Here, the ear/acoustic sense, a fragment of the exhibition visitor's
body, serves as a circuit for unfixed data--such as the heart tone, a psychological
affect, that is employed according to the second-to-second changes in mental
images. Thus, a fundamental gap is born between the body's response, when
the heart is made to palpitate and undergo change in the anechoic room,
and its result as expressed in the movement of sounds emitted from the
body. When the body's heart beat is thrown off course by an intervention
from the outside, the desire arises to try to control the sounds that the
body emits. A gap occurs between this event and the resulting desire; thus,
the visitor is overcome by the feeling that a part of his corporeality
is under erasure. The visitor exists as abstract data, only his perceptual
sense is aroused. The visitor is made conscious of the disappearance of
the physical contours of his subjectivity and thereby experiences being
turned into a fragmented body.
(2)The Body's Internal Noise and the Anechoic Room
The anechoic room is a special space where sound does not reverberate.
Yet
it is not silence but sound that exists in this space; that of the
body's own internal noise. If the visitor remains in the anechoic room
for a long time he is given the illusion of being dominated by the sounds
of the body's pulse beat and membranes. In listening to the sounds that
reverberate against the body's membranes--sounds generated by heart beat,
lungs, pulse beat and the rumblings of the stomach--the visitor realizes:
"I myself produce noise." One could say that the heart beat itself is the
most fundamental form of self-expression.
In creating this computer program I attempted to address the effect
of numericized processes on perception and the body, and in so doing I
have once again been reminded of the widespread ambiguities inherent in
the perceptual world. The parameters of the heart beat are always shifting
and because this program is based on each visitor's "conscious" state,
the visitor's expectations are repeatedly broken down during the experience.
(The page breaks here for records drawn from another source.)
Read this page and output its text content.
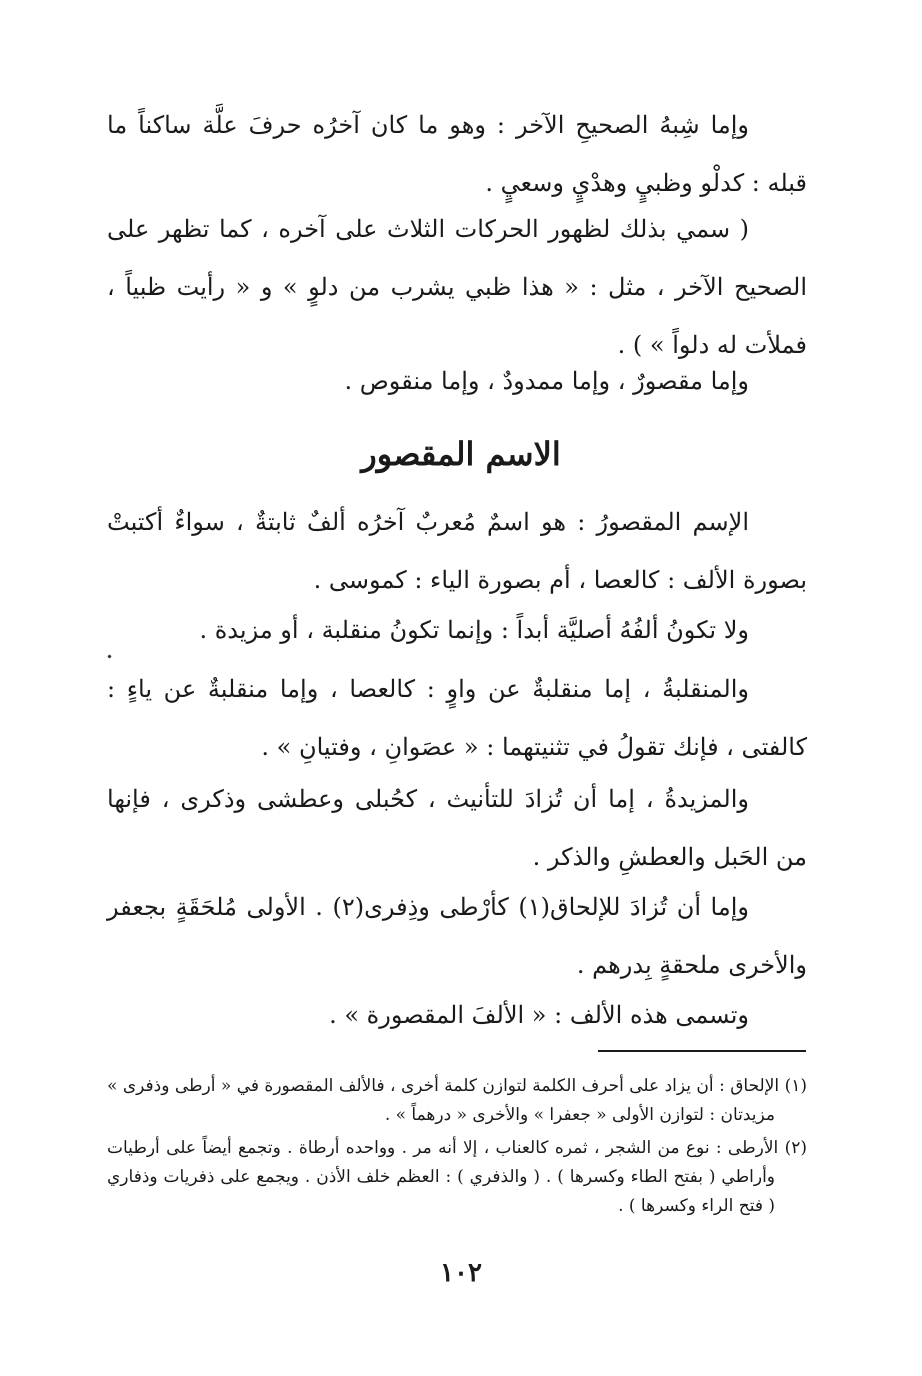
وإما شِبهُ الصحيحِ الآخر : وهو ما كان آخرُه حرفَ علَّة ساكناً ما قبله : كدلْو وظبيٍ وهدْيٍ وسعيٍ .

( سمي بذلك لظهور الحركات الثلاث على آخره ، كما تظهر على الصحيح الآخر ، مثل : « هذا ظبي يشرب من دلوٍ » و « رأيت ظبياً ، فملأت له دلواً » ) .

وإما مقصورٌ ، وإما ممدودٌ ، وإما منقوص .

الاسم المقصور

الإسم المقصورُ : هو اسمٌ مُعربٌ آخرُه ألفٌ ثابتةٌ ، سواءٌ أكتبتْ بصورة الألف : كالعصا ، أم بصورة الياء : كموسى .

ولا تكونُ ألفُهُ أصليَّة أبداً : وإنما تكونُ منقلبة ، أو مزيدة .

والمنقلبةُ ، إما منقلبةٌ عن واوٍ : كالعصا ، وإما منقلبةٌ عن ياءٍ : كالفتى ، فإنك تقولُ في تثنيتهما : « عصَوانِ ، وفتيانِ » .

والمزيدةُ ، إما أن تُزادَ للتأنيث ، كحُبلى وعطشى وذكرى ، فإنها من الحَبل والعطشِ والذكر .

وإما أن تُزادَ للإلحاق(١) كأرْطى وذِفرى(٢) . الأولى مُلحَقَةٍ بجعفر والأخرى ملحقةٍ بِدرهم .

وتسمى هذه الألف : « الألفَ المقصورة » .

(١) الإلحاق : أن يزاد على أحرف الكلمة لتوازن كلمة أخرى ، فالألف المقصورة في « أرطى وذفرى » مزيدتان : لتوازن الأولى « جعفرا » والأخرى « درهماً » .

(٢) الأرطى : نوع من الشجر ، ثمره كالعناب ، إلا أنه مر . وواحده أرطاة . وتجمع أيضاً على أرطيات وأراطي ( بفتح الطاء وكسرها ) . ( والذفري ) : العظم خلف الأذن . ويجمع على ذفريات وذفاري ( فتح الراء وكسرها ) .

١٠٢
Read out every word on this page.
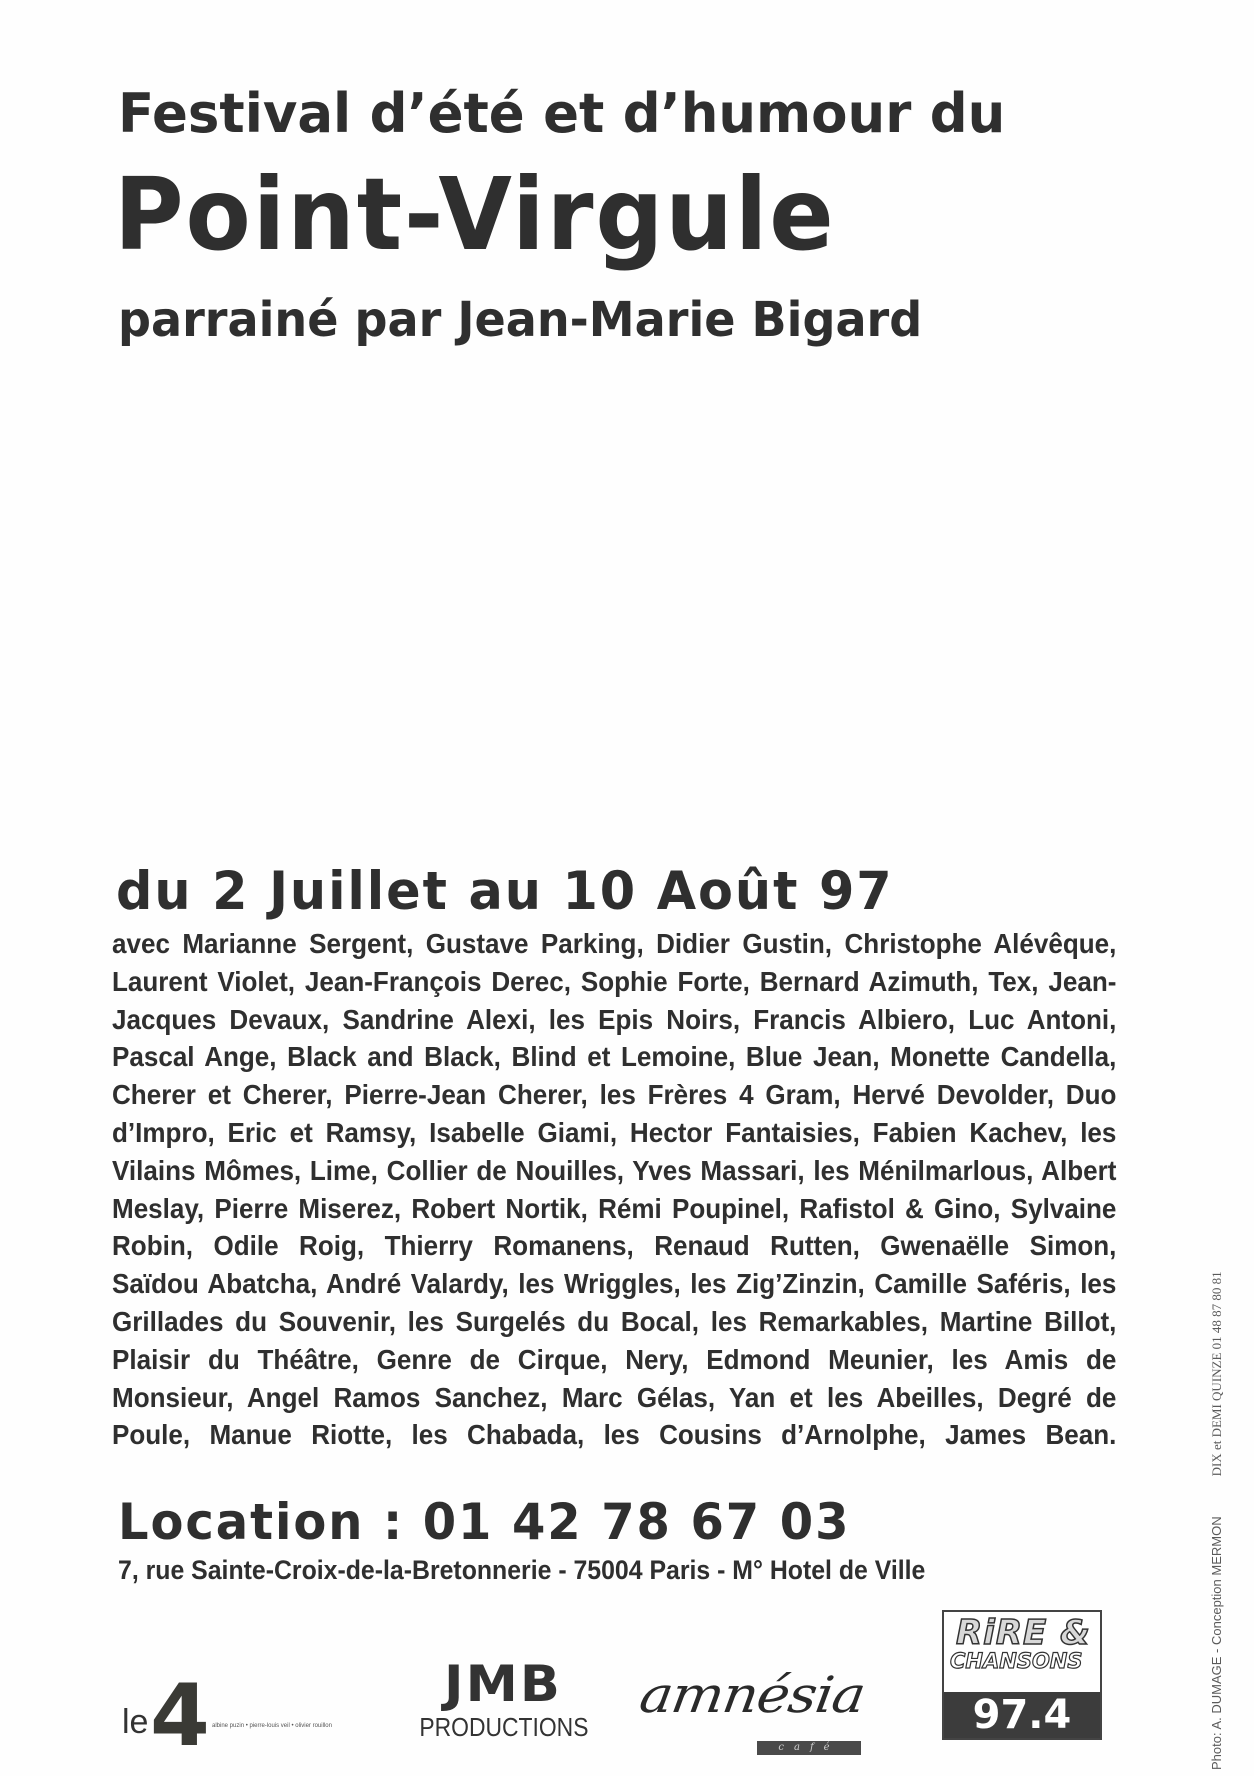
Festival d’été et d’humour du
Point-Virgule
parrainé par Jean-Marie Bigard
du 2 Juillet au 10 Août 97
avec Marianne Sergent, Gustave Parking, Didier Gustin, Christophe Alévêque,
Laurent Violet, Jean-François Derec, Sophie Forte, Bernard Azimuth, Tex, Jean-
Jacques Devaux, Sandrine Alexi, les Epis Noirs, Francis Albiero, Luc Antoni,
Pascal Ange, Black and Black, Blind et Lemoine, Blue Jean, Monette Candella,
Cherer et Cherer, Pierre-Jean Cherer, les Frères 4 Gram, Hervé Devolder, Duo
d’Impro, Eric et Ramsy, Isabelle Giami, Hector Fantaisies, Fabien Kachev, les
Vilains Mômes, Lime, Collier de Nouilles, Yves Massari, les Ménilmarlous, Albert
Meslay, Pierre Miserez, Robert Nortik, Rémi Poupinel, Rafistol & Gino, Sylvaine
Robin, Odile Roig, Thierry Romanens, Renaud Rutten, Gwenaëlle Simon,
Saïdou Abatcha, André Valardy, les Wriggles, les Zig’Zinzin, Camille Saféris, les
Grillades du Souvenir, les Surgelés du Bocal, les Remarkables, Martine Billot,
Plaisir du Théâtre, Genre de Cirque, Nery, Edmond Meunier, les Amis de
Monsieur, Angel Ramos Sanchez, Marc Gélas, Yan et les Abeilles, Degré de
Poule, Manue Riotte, les Chabada, les Cousins d’Arnolphe, James Bean.
Location : 01 42 78 67 03
7, rue Sainte-Croix-de-la-Bretonnerie - 75004 Paris - M° Hotel de Ville
le 4 albine puzin • pierre-louis veil • olivier rouillon
JMB
PRODUCTIONS
amnésia
café
RiRE &
CHANSONS
97.4	Photo: A. DUMAGE - Conception MERMONDIX et DEMI QUINZE 01 48 87 80 81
With regard to the body's acoustic sense, the body's internal noise is
something that exists prior to the body itself . The act of forming one's
self is instigated by listening to one's own internal sounds with one's
own ears. The ears mediate the space that exists between the self and the
body. The visitor's presence in the anechoic room can be considered analogous
to the way the heart exists within the body; yet, in this instance, the
visitor does not have the visual stimulus of being able to see the body's
interior. It is an acoustic experience more than anything else, one in
which the visitor becomes more than usually aware of the ear. Ultimately,
the visitor has the impression of being inside a huge ear.